The locals of Bhubaneswar love their food. Very similar to Bengali food, the Odia cuisine also uses plenty of mustard oil, goes easy on spice, and features plenty of fish and meat. There’s also a big street food culture, with vendors dotting the roads every evening, selling local favourites such as dahibara aloodum and gupchup.
1. Dahibara Aloodum
Ask any local in Bhubaneswar what their favourite snack item is, and the answer will likely be Dahibara Aloodum. The dish is basically the dahi vada with a spicy sauce (for that extra punch, asks the food vendor to add a bit of pudina chutney). Dahibara Aloodum is best eaten garnished with onions, coriander, chilli powder and cumin powder. Every evening and on weekends, you’ll find chaat vendors selling this item in markets and at popular junctions in the city.
Wadas are very popular throughout India. In Odisha, though, it is called Bara. The Bara is made using black dal or urad dal and is deep fried till the outer layer turns crisp. The best way to enjoy Bara is to drench it in a bowl of the sweet and spicy chutney that is normally served with the dish. You could also have it with ghugui, a spicy peas curry (much like the ragda) that is another very popular street food in Bhubaneswar.
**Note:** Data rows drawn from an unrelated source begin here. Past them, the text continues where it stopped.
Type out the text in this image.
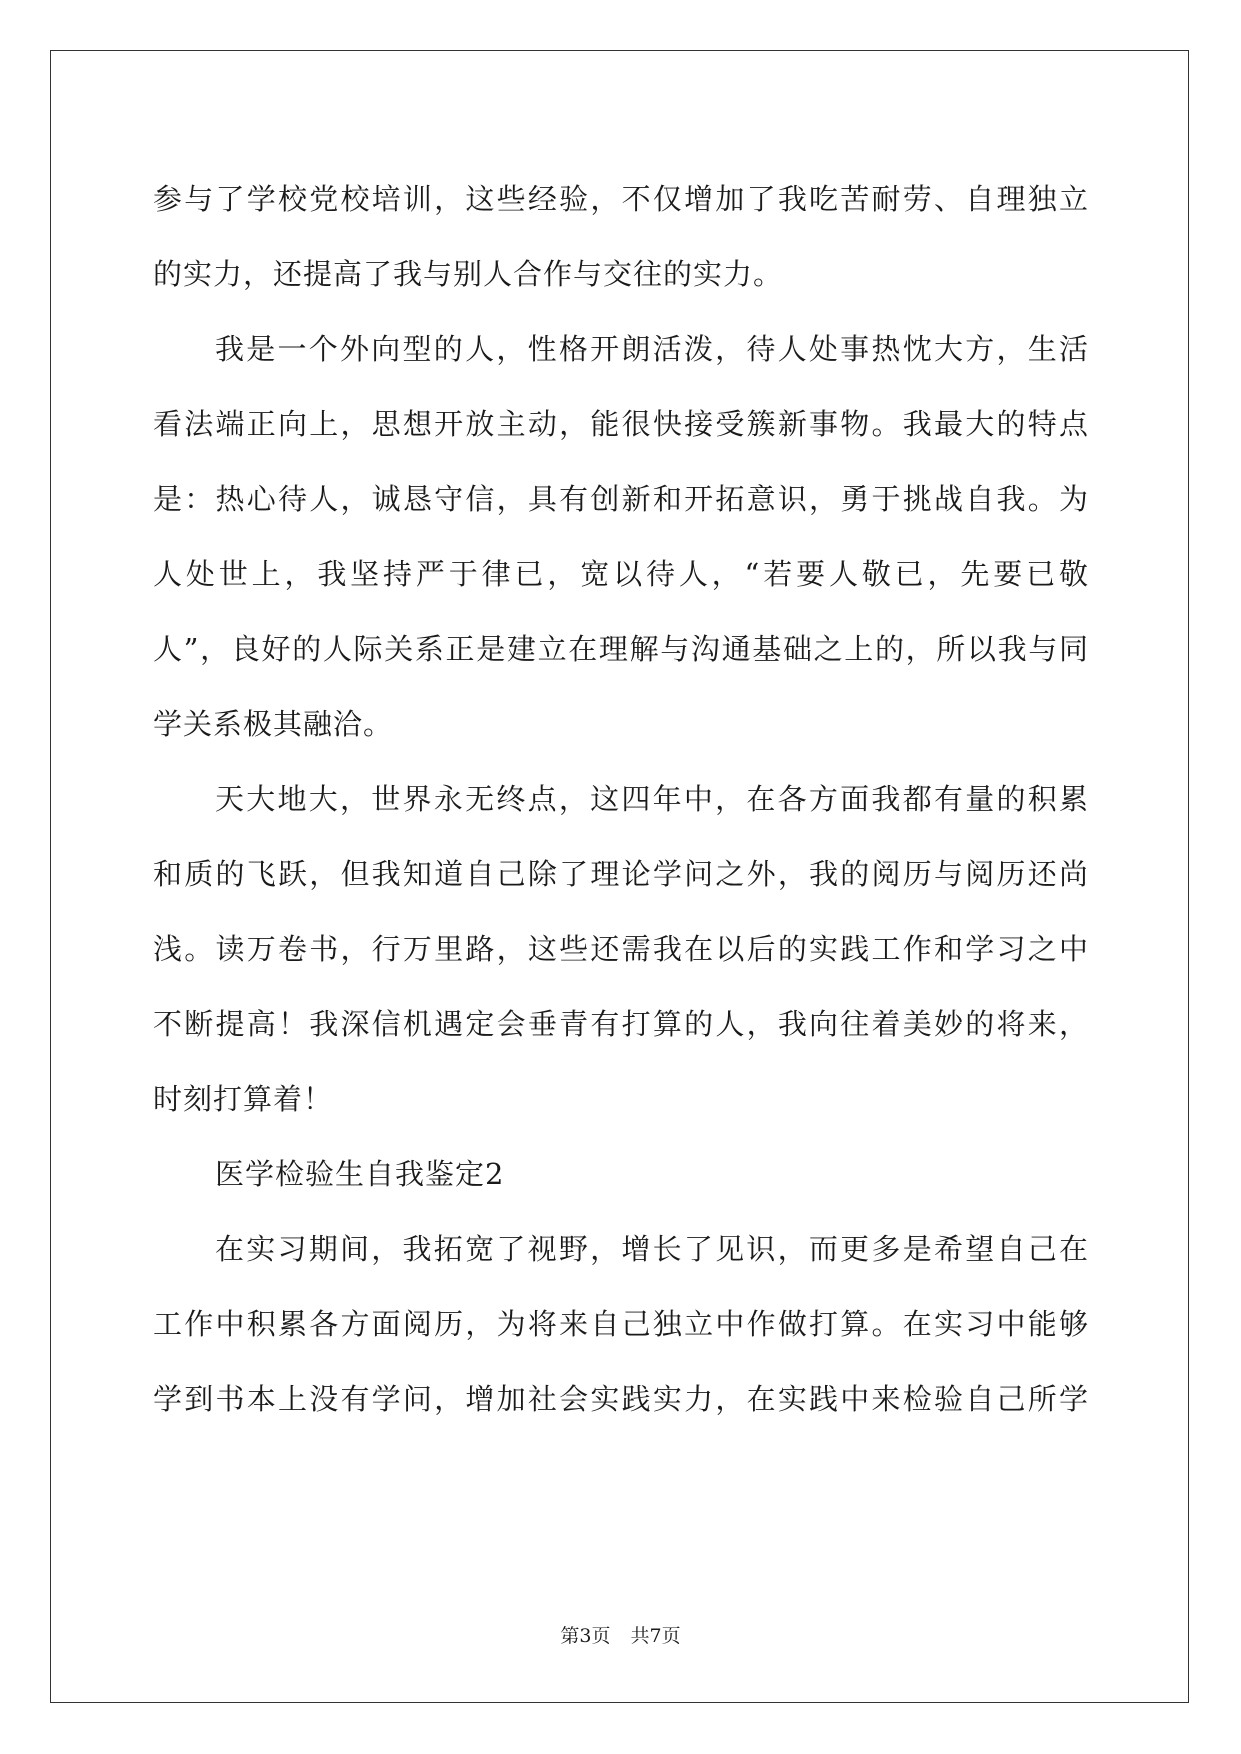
参与了学校党校培训，这些经验，不仅增加了我吃苦耐劳、自理独立

的实力，还提高了我与别人合作与交往的实力。

我是一个外向型的人，性格开朗活泼，待人处事热忱大方，生活

看法端正向上，思想开放主动，能很快接受簇新事物。我最大的特点

是：热心待人，诚恳守信，具有创新和开拓意识，勇于挑战自我。为

人处世上，我坚持严于律已，宽以待人，“若要人敬已，先要已敬

人”，良好的人际关系正是建立在理解与沟通基础之上的，所以我与同

学关系极其融洽。

天大地大，世界永无终点，这四年中，在各方面我都有量的积累

和质的飞跃，但我知道自己除了理论学问之外，我的阅历与阅历还尚

浅。读万卷书，行万里路，这些还需我在以后的实践工作和学习之中

不断提高！我深信机遇定会垂青有打算的人，我向往着美妙的将来，

时刻打算着！

医学检验生自我鉴定2

在实习期间，我拓宽了视野，增长了见识，而更多是希望自己在

工作中积累各方面阅历，为将来自己独立中作做打算。在实习中能够

学到书本上没有学问，增加社会实践实力，在实践中来检验自己所学

第3页 共7页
Gol Gappas in the North, Paani Puri in the west and Puchkas in Bengal, but here they’re known as Gupchup. A trip to any Indian city is incomplete without biting into the local version of the crunchy paani puri, and Bhubaneswar is no exception. This snack is a pure delight, served with a filling of lentils, a sweet sauce and chilled spicy water, Near parks, colleges, offices, and markets, you’ll find local vendors selling Gupchup.
4. Pakhala Bhata
Pakhala Bhata is a unique dish you’ll find in the eastern part of India, not just Odisha. It’s nothing but rice that’s washed or fermented in water. Known for its cooling qualities, it is served on hot days, besides a piece of fried fish and roasted vegetable. The water is known as torani. There are also varieties of pakhala bhata, which include curd and cumin in the recipe.
5. Chhena Podo
If Americans have cinnamon rolls and the Turks have baklava, the people of Bhubaneshwar have chhena podo. Literally roasted cheese curds (cheese curds are called chenna in the local language), it is a mix of sugar, raisins, cashews, ricotta cheese and milk; this dish a favourite after-meal item. While chhena podo is popularly sold at local bakeries in the city, you’ll also find some tea stall vendors serving this dish with tea. Sweet and soft, chhena podo is a must try for anyone with a sweet tooth.
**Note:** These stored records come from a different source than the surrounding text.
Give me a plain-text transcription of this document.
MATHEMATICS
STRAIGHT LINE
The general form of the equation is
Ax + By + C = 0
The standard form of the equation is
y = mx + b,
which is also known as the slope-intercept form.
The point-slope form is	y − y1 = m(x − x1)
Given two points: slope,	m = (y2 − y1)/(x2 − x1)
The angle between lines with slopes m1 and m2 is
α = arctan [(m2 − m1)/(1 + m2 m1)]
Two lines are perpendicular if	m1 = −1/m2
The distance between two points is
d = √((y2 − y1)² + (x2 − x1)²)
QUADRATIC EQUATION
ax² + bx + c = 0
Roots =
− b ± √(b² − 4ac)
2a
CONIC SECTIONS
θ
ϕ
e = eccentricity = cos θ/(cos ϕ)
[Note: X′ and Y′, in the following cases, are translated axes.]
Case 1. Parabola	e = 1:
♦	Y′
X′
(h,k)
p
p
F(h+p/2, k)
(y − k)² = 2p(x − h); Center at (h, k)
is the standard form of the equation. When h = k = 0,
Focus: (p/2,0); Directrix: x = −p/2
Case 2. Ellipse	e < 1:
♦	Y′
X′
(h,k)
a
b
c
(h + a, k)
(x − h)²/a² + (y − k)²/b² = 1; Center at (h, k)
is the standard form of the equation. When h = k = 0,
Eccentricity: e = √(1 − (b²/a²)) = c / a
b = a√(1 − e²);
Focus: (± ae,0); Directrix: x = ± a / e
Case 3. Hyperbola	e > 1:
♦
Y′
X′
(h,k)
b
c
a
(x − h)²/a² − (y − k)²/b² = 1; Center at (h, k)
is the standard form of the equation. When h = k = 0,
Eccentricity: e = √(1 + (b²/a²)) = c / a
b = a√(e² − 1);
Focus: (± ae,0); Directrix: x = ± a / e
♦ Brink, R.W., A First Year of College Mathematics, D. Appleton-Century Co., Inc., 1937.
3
Rasabali actually originated in the Baladevjew Temple of Kendrapara. It is made using cheese curds (chenna) and milk. The deep fried chenna is crisp, while the milk is sweetened with sugar. Combine the two and you’re left with something truly divine. In fact, many in Bhubaneswar offer this sweet to the Gods. Thus, you’ll often find it as an offering in temples and being sold at food stores around temples. The demand for the sweet goes up at festival time, with thousands of locals thronging sweet shops to purchase or to eat this popular sweet.